Several aspects of the guidance the resource provides appeal to me, notably:

  1. The guidance is customised to the audience. For example, the guidance on writing in general is presented in an idiom that will appeal to engineers. It focuses on ‘efficiency’ in writing, for instance, and on how to avoid ‘noise’ (i.e., those things that, from the reader’s point of view, get in the way of the message).
  2. Much of the guidance is genre-specific. Genres that feature largely in engineering writing — for example, reports, instructions, correspondence, and job applications, together with the use of tables and figures — receive substantial treatment.
  3. Resources often lump various kinds of reports together, talking only of ‘report writing’ in general. A guide to writing as an engineer, in contrast, distinguishes between various kinds of report — for example, inspection and trip reports, field reports, progress reports, research reports, recommendation reports, and design reports.

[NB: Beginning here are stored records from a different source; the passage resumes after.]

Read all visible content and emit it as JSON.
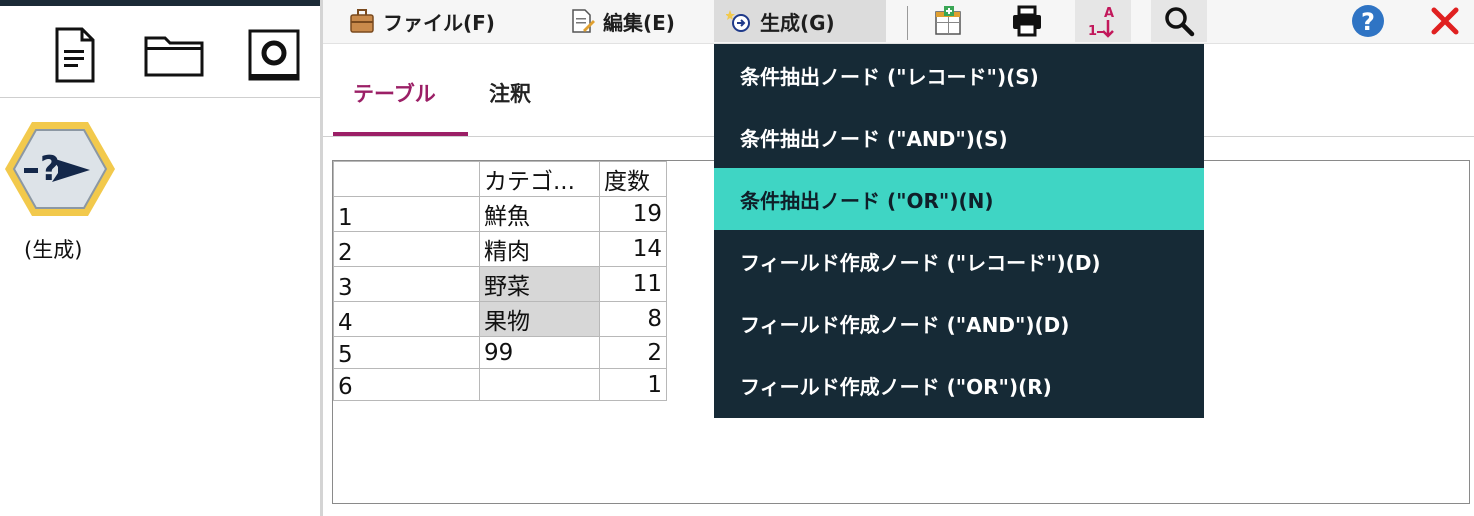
{
  "left_pane": {
    "toolbar_icons": [
      "new-document-icon",
      "open-folder-icon",
      "save-disk-icon"
    ],
    "node": {
      "icon": "select-node-icon",
      "label": "(生成)"
    }
  },
  "menubar": {
    "file": "ファイル(F)",
    "edit": "編集(E)",
    "generate": "生成(G)",
    "tools": [
      "export-table-icon",
      "print-icon",
      "sort-icon",
      "search-icon"
    ],
    "help_icon": "help-icon",
    "close_icon": "close-icon"
  },
  "tabs": [
    {
      "label": "テーブル",
      "active": true
    },
    {
      "label": "注釈",
      "active": false
    }
  ],
  "table": {
    "columns": [
      "",
      "カテゴ...",
      "度数"
    ],
    "rows": [
      {
        "index": "1",
        "category": "鮮魚",
        "count": "19",
        "highlight": false
      },
      {
        "index": "2",
        "category": "精肉",
        "count": "14",
        "highlight": false
      },
      {
        "index": "3",
        "category": "野菜",
        "count": "11",
        "highlight": true
      },
      {
        "index": "4",
        "category": "果物",
        "count": "8",
        "highlight": true
      },
      {
        "index": "5",
        "category": "99",
        "count": "2",
        "highlight": false
      },
      {
        "index": "6",
        "category": "",
        "count": "1",
        "highlight": false
      }
    ]
  },
  "dropdown": {
    "items": [
      {
        "label": "条件抽出ノード (\"レコード\")(S)",
        "selected": false
      },
      {
        "label": "条件抽出ノード (\"AND\")(S)",
        "selected": false
      },
      {
        "label": "条件抽出ノード (\"OR\")(N)",
        "selected": true
      },
      {
        "label": "フィールド作成ノード (\"レコード\")(D)",
        "selected": false
      },
      {
        "label": "フィールド作成ノード (\"AND\")(D)",
        "selected": false
      },
      {
        "label": "フィールド作成ノード (\"OR\")(R)",
        "selected": false
      }
    ]
  },
  "colors": {
    "accent": "#9b1f66",
    "menu_bg": "#162a36",
    "menu_selected": "#3fd5c4",
    "cell_highlight": "#d7d7d7",
    "node_ring": "#f2c94c"
  }
}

  4. The book, now in its 4th edition, has been updated to include contemporary forms of communication — for example, email, messaging, content management systems, and online text, including blogs and Facebook pages. My experience of providing consultancy to corporations suggests that such guidance will be welcome.
  5. The overall approach is pragmatic. The authors focus on showing readers how to achieve desired outcomes, without undue theoretical discussion of the underlying whys.

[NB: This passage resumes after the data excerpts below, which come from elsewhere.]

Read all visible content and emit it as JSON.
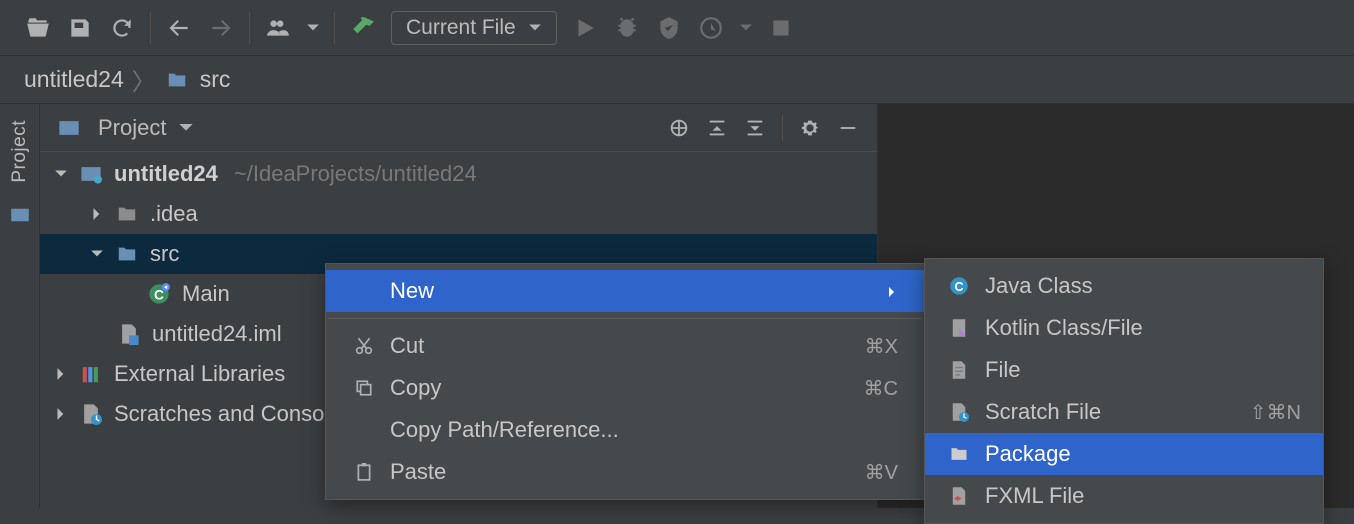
{
  "toolbar": {
    "run_config_label": "Current File"
  },
  "breadcrumb": {
    "root": "untitled24",
    "folder": "src"
  },
  "side_tab": {
    "project": "Project"
  },
  "panel": {
    "title": "Project"
  },
  "tree": {
    "project_name": "untitled24",
    "project_path": "~/IdeaProjects/untitled24",
    "idea": ".idea",
    "src": "src",
    "main": "Main",
    "iml": "untitled24.iml",
    "external_libs": "External Libraries",
    "scratches": "Scratches and Consoles"
  },
  "context_menu": {
    "new": "New",
    "cut": "Cut",
    "cut_shortcut": "⌘X",
    "copy": "Copy",
    "copy_shortcut": "⌘C",
    "copy_path": "Copy Path/Reference...",
    "paste": "Paste",
    "paste_shortcut": "⌘V"
  },
  "submenu": {
    "java_class": "Java Class",
    "kotlin": "Kotlin Class/File",
    "file": "File",
    "scratch": "Scratch File",
    "scratch_shortcut": "⇧⌘N",
    "package": "Package",
    "fxml": "FXML File"
  }
}
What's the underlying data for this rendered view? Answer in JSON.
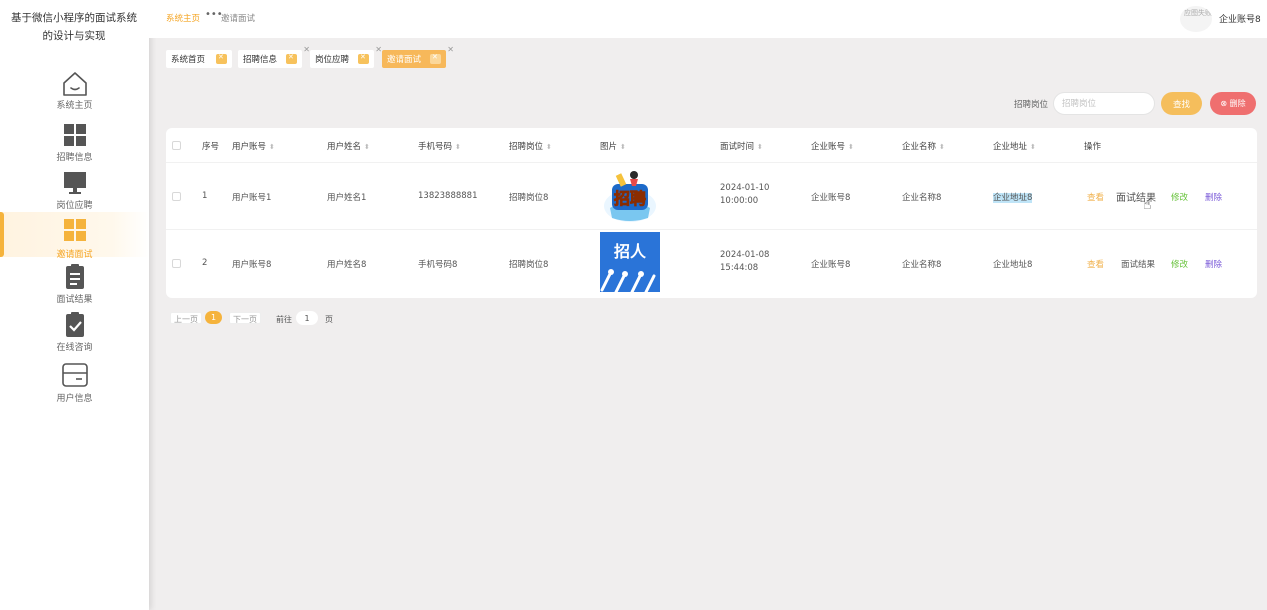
{
  "app": {
    "title": "基于微信小程序的面试系统的设计与实现"
  },
  "sidebar": {
    "items": [
      {
        "label": "系统主页",
        "icon": "home-icon"
      },
      {
        "label": "招聘信息",
        "icon": "grid-icon"
      },
      {
        "label": "岗位应聘",
        "icon": "monitor-icon"
      },
      {
        "label": "邀请面试",
        "icon": "grid-icon",
        "active": true
      },
      {
        "label": "面试结果",
        "icon": "clipboard-list-icon"
      },
      {
        "label": "在线咨询",
        "icon": "clipboard-check-icon"
      },
      {
        "label": "用户信息",
        "icon": "card-icon"
      }
    ]
  },
  "header": {
    "breadcrumb_home": "系统主页",
    "breadcrumb_current": "邀请面试",
    "avatar_alt": "应图失败",
    "user": "企业账号8"
  },
  "tags": [
    "系统首页",
    "招聘信息",
    "岗位应聘",
    "邀请面试"
  ],
  "search": {
    "label": "招聘岗位",
    "placeholder": "招聘岗位",
    "search_button": "查找",
    "delete_button": "删除"
  },
  "table": {
    "columns": [
      "序号",
      "用户账号",
      "用户姓名",
      "手机号码",
      "招聘岗位",
      "图片",
      "面试时间",
      "企业账号",
      "企业名称",
      "企业地址",
      "操作"
    ],
    "rows": [
      {
        "index": "1",
        "account": "用户账号1",
        "name": "用户姓名1",
        "phone": "13823888881",
        "position": "招聘岗位8",
        "image": "招聘",
        "time": "2024-01-10 10:00:00",
        "company_account": "企业账号8",
        "company_name": "企业名称8",
        "company_address": "企业地址8"
      },
      {
        "index": "2",
        "account": "用户账号8",
        "name": "用户姓名8",
        "phone": "手机号码8",
        "position": "招聘岗位8",
        "image": "招人",
        "time": "2024-01-08 15:44:08",
        "company_account": "企业账号8",
        "company_name": "企业名称8",
        "company_address": "企业地址8"
      }
    ],
    "actions": {
      "view": "查看",
      "result": "面试结果",
      "edit": "修改",
      "delete": "删除"
    }
  },
  "pagination": {
    "prev": "上一页",
    "current": "1",
    "next": "下一页",
    "goto": "前往",
    "input": "1",
    "page": "页"
  },
  "colors": {
    "accent": "#f5b33c",
    "danger": "#ef6f6f",
    "edit": "#67c23a",
    "delete": "#7a5ad8"
  }
}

  6. The guidance is evidently rooted in experience and embodies a good deal of wisdom.  The point-by-point guidance is informed by an awareness of what kinds of things all too often go wrong in engineering communication.

Despite the title, the guidance is not limited to writing. There’s also material on reading (Chapter 8 is entitled ‘Accessing engineering information’) and speaking (and even — on one page of the chapter on presentations — on listening).

Sooner or later, if Wiley continue to publish new editions (as I hope they will), the book should be retitled as A guide to communicating as an engineer.